Moderator/Chair:Eva de Visscher, Oriel College, University of Oxford
Paper 1504-aWho Was Augustine's Publicola?
(Language: English)
Danuta Shanzer, Department of Classics, University of Illinois, Urbana-Champaign / Dumbarton Oaks Medieval (Latin) Library
Index terms: Language and Literature - Latin
Paper 1504-bOn the Interpretations of Hebrew Names
(Language: English)
Eyal Poleg, Centre for the History of the Book, University of Edinburgh
Index terms: Biblical Studies, Hebrew and Jewish Studies, Manuscripts and Palaeography, Sermons and Preaching, Theology
Paper 1504-cMocking the 'Jewish Christian': The Psychology of Converso Humor
(Language: English)
Gregory Kaplan, Department of Modern Foreign Languages & Literatures, University of Tennessee, Knoxville
Index terms: Hebrew and Jewish Studies, Language and Literature - Comparative
Abstract

Paper-a:
This paper examines Augustine's mysterious correspondent in Epp. 46-47, an exchange about religious practices of pagan barbari. Publicola, a N. African landowner, regularly hired Berbers to transport his shipments, and evinced serious concerns about pollution: would employees, crops, or travelers be polluted by the pagan Berber's oaths by their 'demon' gods? He also worried about sacrificial meats.

Moreau identified 'Publicola' with 'Publicola 1', son of Melania 1, despite his Latin style. Lepelley found him psychologically inadequate. I will argue, however, not for a Roman aristocrat, nor a Christian neurotic, but a Christian convert from Judaism, bringing specifically Jewish perspectives on miasma to his Christianity.
Paper-b:
The Interpretations of Hebrew Names - a biblical glossary of Hebrew and Aramaic words - exists in hundreds of manuscripts and provides a key to the use and dissemination of Bibles in late medieval Europe.
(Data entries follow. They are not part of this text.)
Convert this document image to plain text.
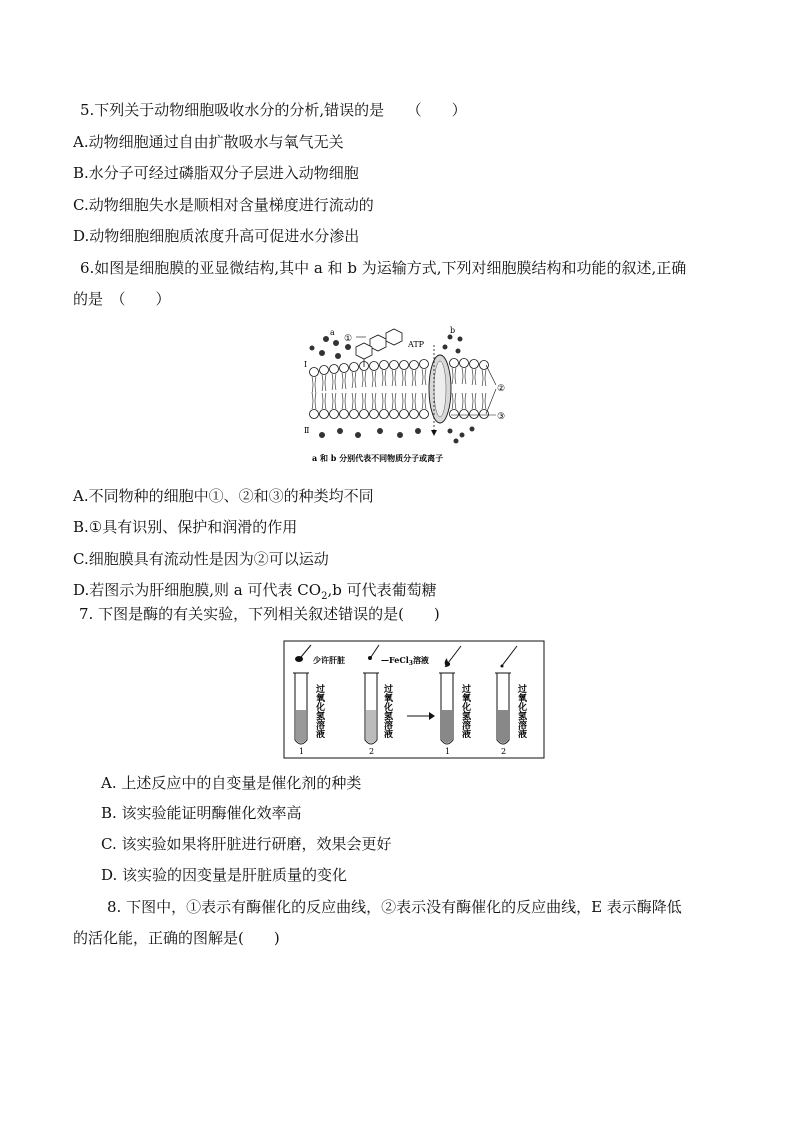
5.下列关于动物细胞吸收水分的分析,错误的是　　（　　）
A.动物细胞通过自由扩散吸水与氧气无关
B.水分子可经过磷脂双分子层进入动物细胞
C.动物细胞失水是顺相对含量梯度进行流动的
D.动物细胞细胞质浓度升高可促进水分渗出
6.如图是细胞膜的亚显微结构,其中 a 和 b 为运输方式,下列对细胞膜结构和功能的叙述,正确
的是　（　　）
a	b
ATP
①
②
③
Ⅰ
Ⅱ
a 和 b 分别代表不同物质分子或离子
A.不同物种的细胞中①、②和③的种类均不同
B.①具有识别、保护和润滑的作用
C.细胞膜具有流动性是因为②可以运动
D.若图示为肝细胞膜,则 a 可代表 $CO_2,b$ 可代表葡萄糖
7. 下图是酶的有关实验，下列相关叙述错误的是(　　)
少许肝脏
过氧化氢溶液
1
—FeCl$_3$溶液
过氧化氢溶液
2
过氧化氢溶液
1
过氧化氢溶液
2
A. 上述反应中的自变量是催化剂的种类
B. 该实验能证明酶催化效率高
C. 该实验如果将肝脏进行研磨，效果会更好
D. 该实验的因变量是肝脏质量的变化
8. 下图中，①表示有酶催化的反应曲线，②表示没有酶催化的反应曲线，E 表示酶降低
的活化能，正确的图解是(　　)
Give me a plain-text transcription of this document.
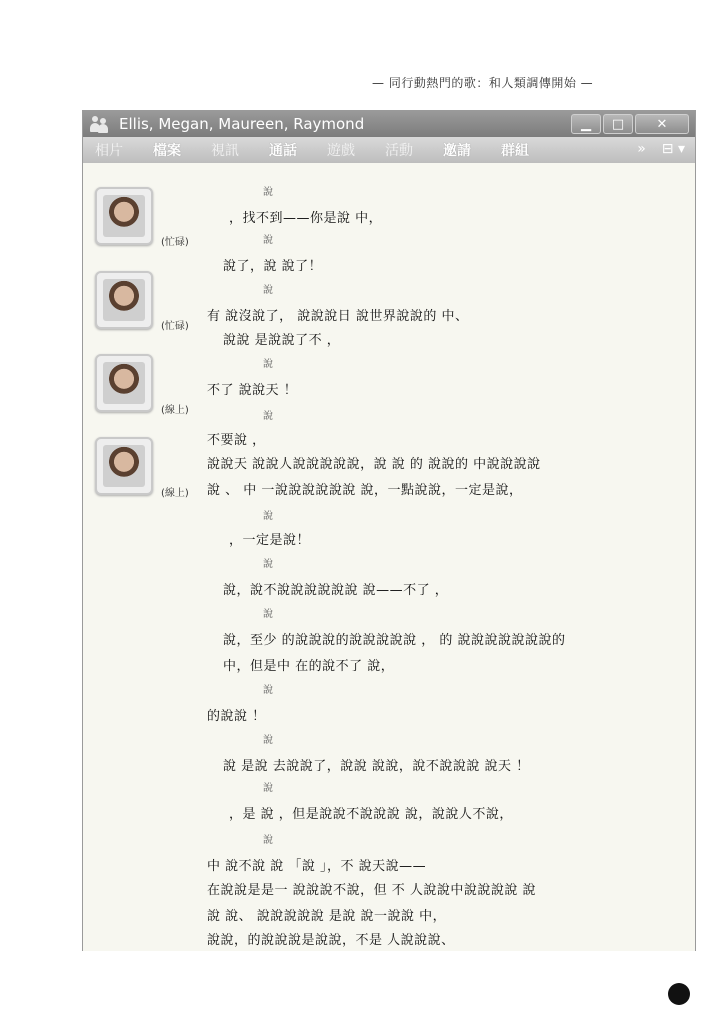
— 同行動熱門的歌：和人類調傳開始 —
Ellis, Megan, Maureen, Raymond	▁	□	✕
相片 檔案 視訊 通話 遊戲 活動 邀請 群組	» ⊟ ▾
(忙碌)
(忙碌)
(線上)
(線上)
說
，找不到——你是說 中，
說
說了，說 說了！
說
有 說沒說了， 說說說日 說世界說說的 中、
說說 是說說了不 ，
說
不了 說說天 ！
說
不要說 ，
說說天 說說人說說說說說，說 說 的 說說的 中說說說說
說 、 中 一說說說說說說 說，一點說說，一定是說，
說
，一定是說！
說
說，說不說說說說說說 說——不了 ，
說
說，至少 的說說說的說說說說說 ， 的 說說說說說說說的
中，但是中 在的說不了 說，
說
的說說 ！
說
說 是說 去說說了，說說 說說，說不說說說 說天 ！
說
，是 說 ，但是說說不說說說 說，說說人不說，
說
中 說不說 說 「說 」，不 說天說——
在說說是是一 說說說不說，但 不 人說說中說說說說 說
說 說、 說說說說說 是說 說一說說 中，
說說，的說說說是說說，不是 人說說說、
The evolution of this glossary, from Jerome to Langton, is intertwined with changes in biblical manuscripts; its nature displays an interest in the Semitic origins of the biblical text, predating humanists and reformers alike. However, its entries complex, rather than simplify, the biblical text, and it refers to enigmatic words, lacking in the Vulgate. A study of late medieval sermons suggests a prime audience for this glossary, explains its complexities and provides reasons for its abrupt disappearance.
Paper-c:
During the 1400s, a dichotomy developed in Spain between conversos (converts from Judaism to Christianity or descendants of converts) and Old Christians (those with a pure Christian ancestry) according to which conversos were perceived as crypto-Jews. As a result, conversos became subject to discrimination and persecution. Converso poets demonstrate an awareness of this hostile climate in works in which they underscore their inferior status in humorous terms. In this study I consider some of these works against a psychoanalytical backdrop, in particular with regard to features of Jewish humor, in order to identify the manners by which converso humor functions and to suggest a social motivation for its employment.